Guiné 61/74 - P21190: In Memoriam (367): José Manuel Barreto Pires (1945-2020), ex-Alf Mil da CART 2412 (Bigene, Guidage e Barro - 1968/70) (Jorge Teixeira / José Ferreira da Silva)

IN MEMORIAM


José Manuel Barreto Pires (1945-2020)
Ex-Alf Mil; CMDT do 2.º GComb da CART 2412 - "SEMPRE DIFERENTES"


1. Mensagem emotiva do nosso camarada Jorge Teixeira, (ex-Fur Mil Art, CART 2412, Bigene - Guidage e Barro, 1968/70), com data de hoje, 21 de Julho de 2020, dando a triste notícia do falecimento do seu camarada, e também Bandalho, José Manuel Barreto Pires, ex-Alf Mil da 2412:

Amigo Vinhal

Uma triste notícia.

Se fizeres o favor de a publicar em meu nome pessoal, da CART 2412 e do Bando, agradeço, mas só tenho isto:


Morreu ontem, dia 20-07-2020, o nosso camarada, mas acima de tudo um grande amigo e companheiro, José Manuel Barreto Pires, que foi Alferes Milº Cmdt do 2º GComb da CART 2412 SEMPRE DIFERENTES..
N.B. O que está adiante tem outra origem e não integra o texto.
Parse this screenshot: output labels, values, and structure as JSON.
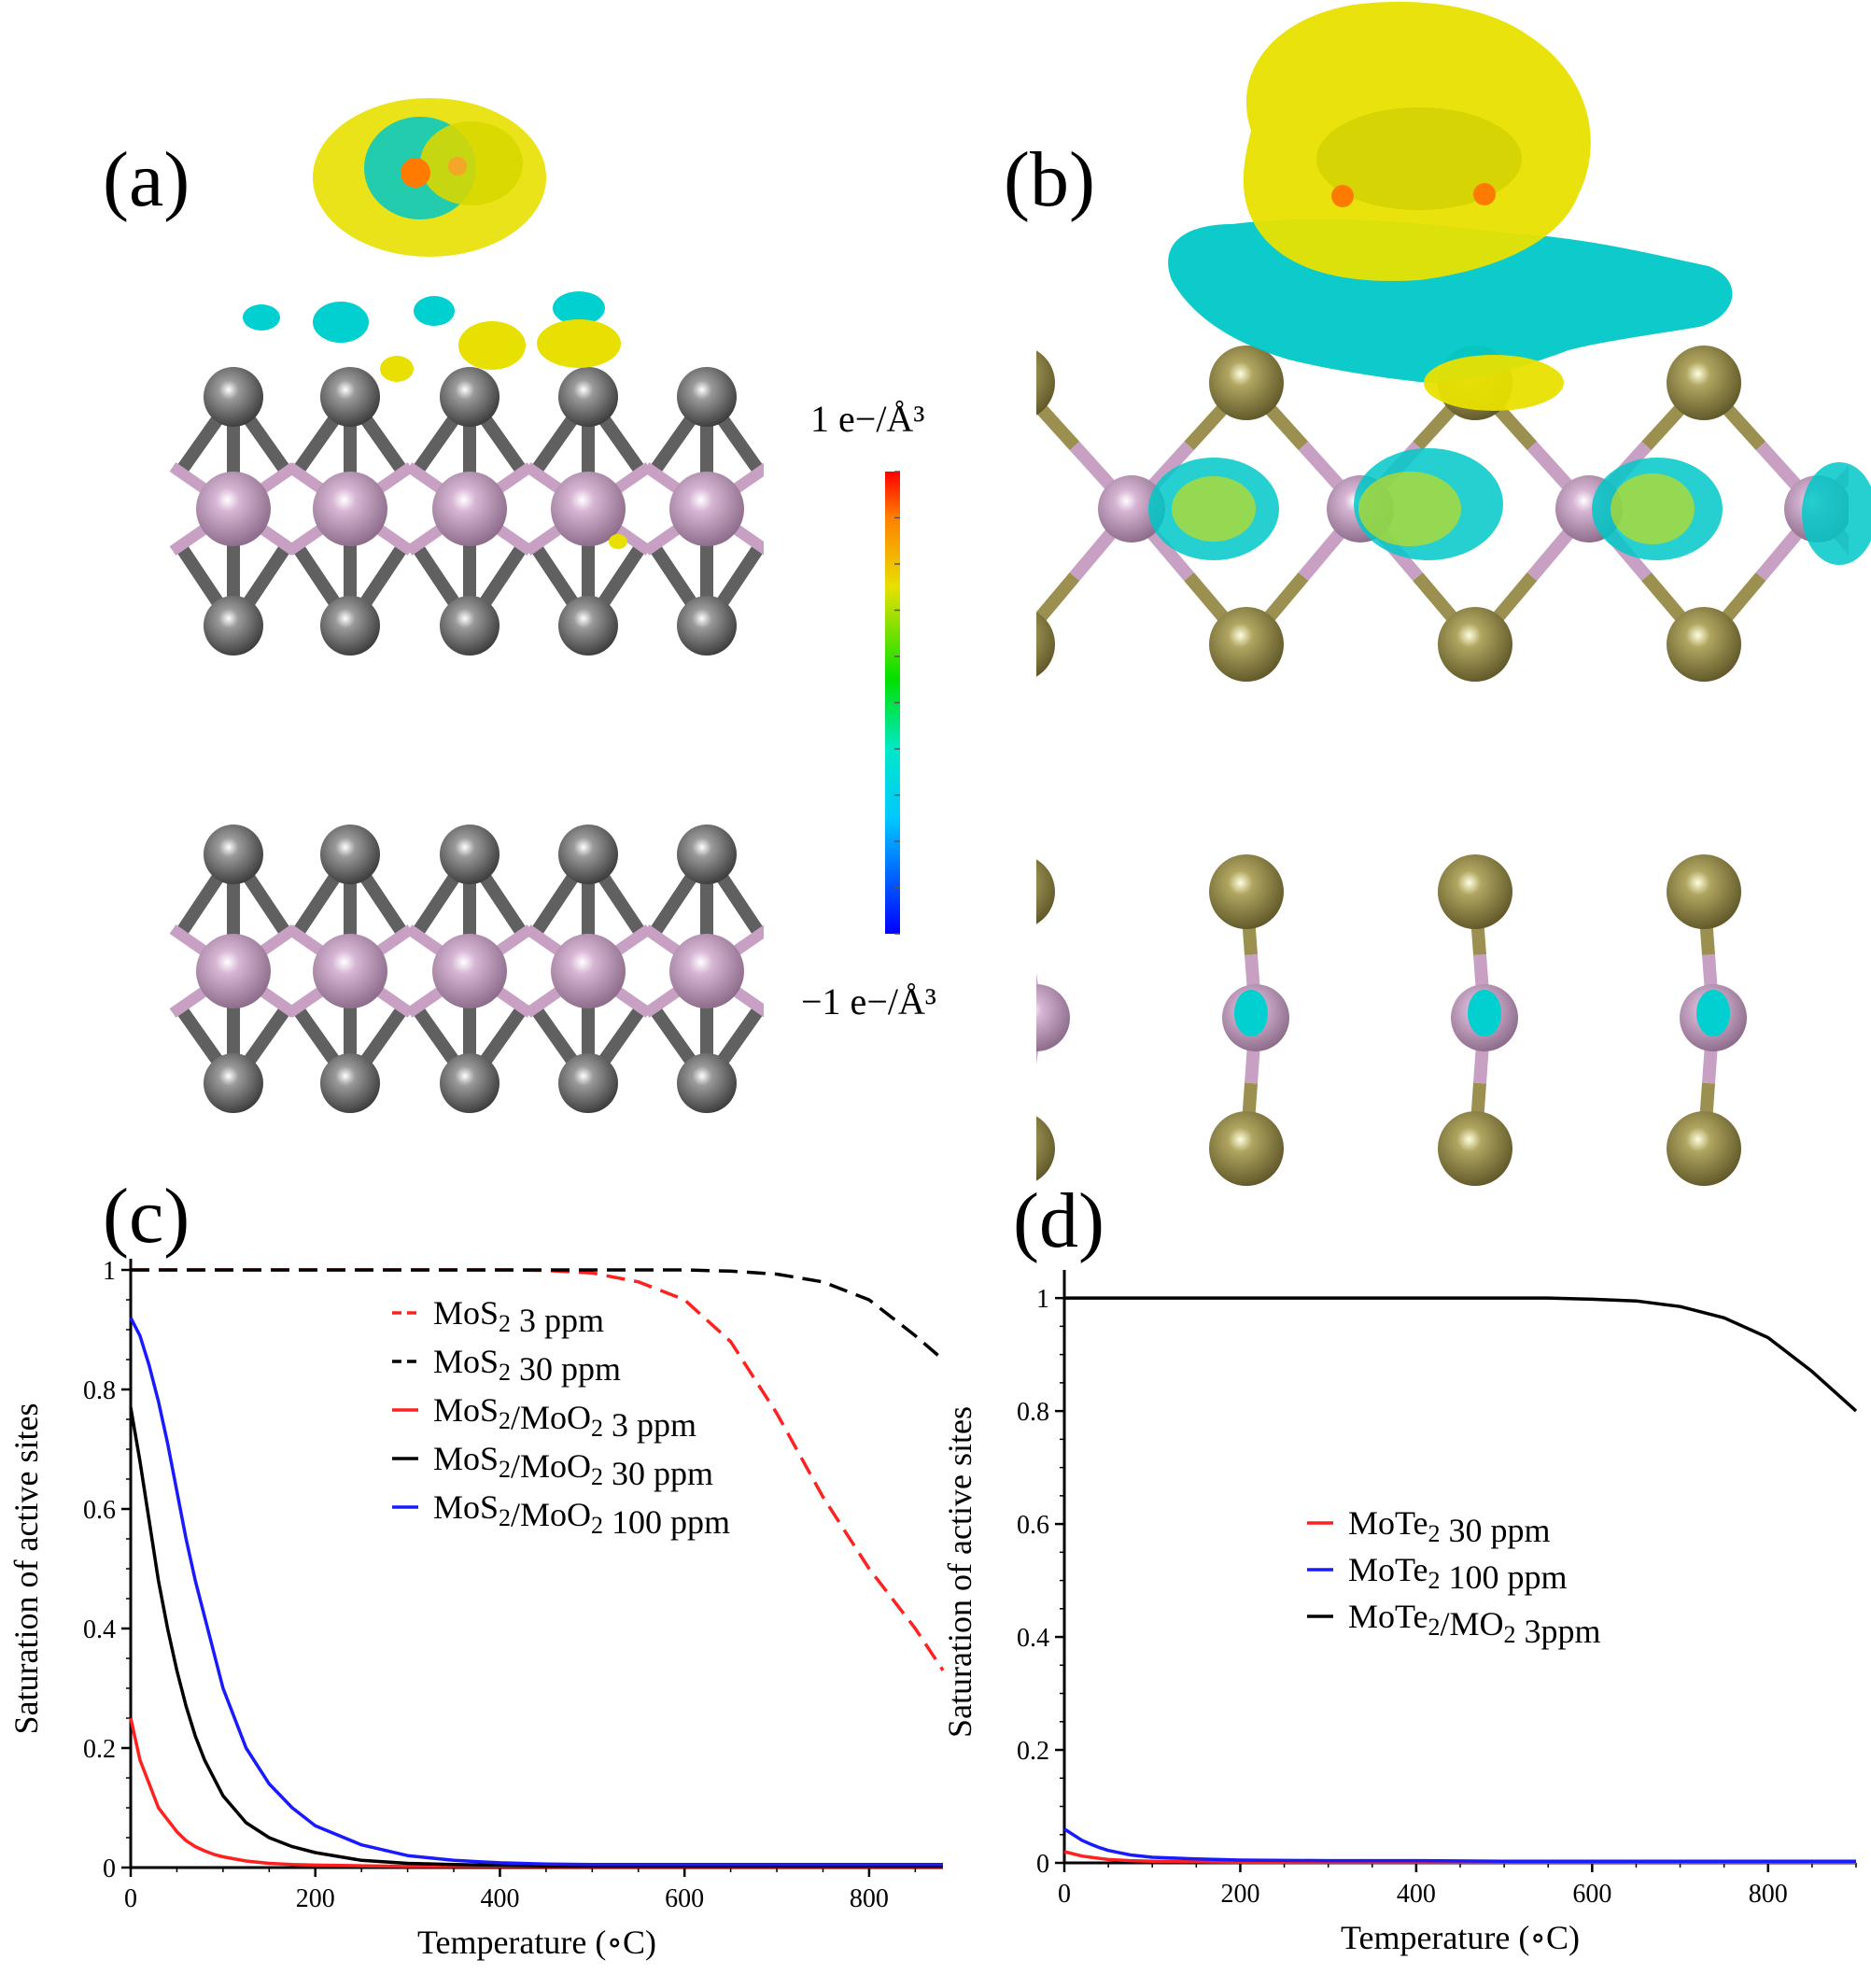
{
  "panels": {
    "a": "(a)",
    "b": "(b)",
    "c": "(c)",
    "d": "(d)"
  },
  "colorbar": {
    "max_label": "1  e−/Å³",
    "min_label": "−1  e−/Å³",
    "colors": [
      "#0000ff",
      "#00b0ff",
      "#00e8e0",
      "#00e000",
      "#e0e000",
      "#ff8000",
      "#ff0000"
    ]
  },
  "structures": {
    "mos2_chalcogen_color": "#606060",
    "mote2_chalcogen_color": "#9c9050",
    "metal_color": "#c7a0c4",
    "density_positive_color": "#f0e000",
    "density_negative_color": "#00c8d0"
  },
  "chart_data": [
    {
      "type": "line",
      "panel": "(c)",
      "xlabel": "Temperature (∘C)",
      "ylabel": "Saturation of active sites",
      "xlim": [
        0,
        880
      ],
      "ylim": [
        0,
        1
      ],
      "xticks": [
        0,
        200,
        400,
        600,
        800
      ],
      "yticks": [
        0,
        0.2,
        0.4,
        0.6,
        0.8,
        1
      ],
      "ytick_labels": [
        "0",
        "0.2",
        "0.4",
        "0.6",
        "0.8",
        "1"
      ],
      "legend_position": "center-right",
      "x": [
        0,
        10,
        20,
        30,
        40,
        50,
        60,
        70,
        80,
        90,
        100,
        125,
        150,
        175,
        200,
        250,
        300,
        350,
        400,
        450,
        500,
        550,
        600,
        650,
        700,
        750,
        800,
        850,
        880
      ],
      "series": [
        {
          "name": "MoS₂ 3 ppm",
          "color": "#ff2020",
          "dash": "dash",
          "values": [
            1,
            1,
            1,
            1,
            1,
            1,
            1,
            1,
            1,
            1,
            1,
            1,
            1,
            1,
            1,
            1,
            1,
            1,
            1,
            0.999,
            0.995,
            0.98,
            0.95,
            0.88,
            0.76,
            0.62,
            0.5,
            0.4,
            0.33
          ]
        },
        {
          "name": "MoS₂ 30 ppm",
          "color": "#000000",
          "dash": "dash",
          "values": [
            1,
            1,
            1,
            1,
            1,
            1,
            1,
            1,
            1,
            1,
            1,
            1,
            1,
            1,
            1,
            1,
            1,
            1,
            1,
            1,
            1,
            1,
            1,
            0.998,
            0.993,
            0.98,
            0.95,
            0.89,
            0.85
          ]
        },
        {
          "name": "MoS₂/MoO₂ 3 ppm",
          "color": "#ff2020",
          "dash": "solid",
          "values": [
            0.25,
            0.18,
            0.14,
            0.1,
            0.08,
            0.06,
            0.045,
            0.035,
            0.028,
            0.022,
            0.018,
            0.011,
            0.007,
            0.005,
            0.004,
            0.003,
            0.002,
            0.002,
            0.002,
            0.002,
            0.002,
            0.002,
            0.002,
            0.002,
            0.002,
            0.002,
            0.002,
            0.002,
            0.002
          ]
        },
        {
          "name": "MoS₂/MoO₂ 30 ppm",
          "color": "#000000",
          "dash": "solid",
          "values": [
            0.77,
            0.68,
            0.58,
            0.48,
            0.4,
            0.33,
            0.27,
            0.22,
            0.18,
            0.15,
            0.12,
            0.075,
            0.05,
            0.035,
            0.025,
            0.012,
            0.007,
            0.005,
            0.004,
            0.003,
            0.003,
            0.003,
            0.003,
            0.003,
            0.003,
            0.003,
            0.003,
            0.003,
            0.003
          ]
        },
        {
          "name": "MoS₂/MoO₂ 100 ppm",
          "color": "#1a1aff",
          "dash": "solid",
          "values": [
            0.92,
            0.89,
            0.84,
            0.78,
            0.71,
            0.63,
            0.55,
            0.48,
            0.42,
            0.36,
            0.3,
            0.2,
            0.14,
            0.1,
            0.07,
            0.038,
            0.02,
            0.012,
            0.008,
            0.006,
            0.005,
            0.005,
            0.005,
            0.005,
            0.005,
            0.005,
            0.005,
            0.005,
            0.005
          ]
        }
      ]
    },
    {
      "type": "line",
      "panel": "(d)",
      "xlabel": "Temperature (∘C)",
      "ylabel": "Saturation of active sites",
      "xlim": [
        0,
        900
      ],
      "ylim": [
        0,
        1.03
      ],
      "xticks": [
        0,
        200,
        400,
        600,
        800
      ],
      "yticks": [
        0,
        0.2,
        0.4,
        0.6,
        0.8,
        1
      ],
      "ytick_labels": [
        "0",
        "0.2",
        "0.4",
        "0.6",
        "0.8",
        "1"
      ],
      "legend_position": "center-right",
      "x": [
        0,
        10,
        20,
        30,
        40,
        50,
        75,
        100,
        150,
        200,
        300,
        400,
        500,
        550,
        600,
        650,
        700,
        750,
        800,
        850,
        900
      ],
      "series": [
        {
          "name": "MoTe₂ 30 ppm",
          "color": "#ff2020",
          "dash": "solid",
          "values": [
            0.02,
            0.016,
            0.012,
            0.01,
            0.008,
            0.006,
            0.004,
            0.003,
            0.002,
            0.001,
            0.001,
            0.001,
            0.001,
            0.001,
            0.001,
            0.001,
            0.001,
            0.001,
            0.001,
            0.001,
            0.001
          ]
        },
        {
          "name": "MoTe₂ 100 ppm",
          "color": "#1a1aff",
          "dash": "solid",
          "values": [
            0.06,
            0.05,
            0.04,
            0.033,
            0.027,
            0.022,
            0.014,
            0.01,
            0.007,
            0.005,
            0.004,
            0.004,
            0.003,
            0.003,
            0.003,
            0.003,
            0.003,
            0.003,
            0.003,
            0.003,
            0.003
          ]
        },
        {
          "name": "MoTe₂/MO₂ 3ppm",
          "color": "#000000",
          "dash": "solid",
          "values": [
            1,
            1,
            1,
            1,
            1,
            1,
            1,
            1,
            1,
            1,
            1,
            1,
            1,
            1,
            0.998,
            0.995,
            0.985,
            0.965,
            0.93,
            0.87,
            0.8
          ]
        }
      ]
    }
  ]
}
À família enlutada, especialmente à sua digníssima esposa Maria da Luz, apresentamos em meu nome pessoal, da sua CART 2412 e do Bando do Café Progresso, de que ele orgulhosamente fazia parte, as nossas mais sinceras condolências.

Paz à sua alma. Que descanse em paz.

Comentário que publiquei no facebook:

Estou completamente destroçado. Em tão pouco tempo, dois grandes amigos, companheiros e bons camaradas, o Mário Vale e agora o José Barreto Pires. As minhas muito sentidas condolências. Os meus sentimentos à esposa Maria da Luz, sobrinha Clara Pires e demais familiares. Paz à sua alma. Que descanse em paz.

Amigo Carlos, desculpa, estou completamente destroçado e não tenho cabeça para mais nada, aliás nem me estava a lembrar se não fosse o Zé Ferreira.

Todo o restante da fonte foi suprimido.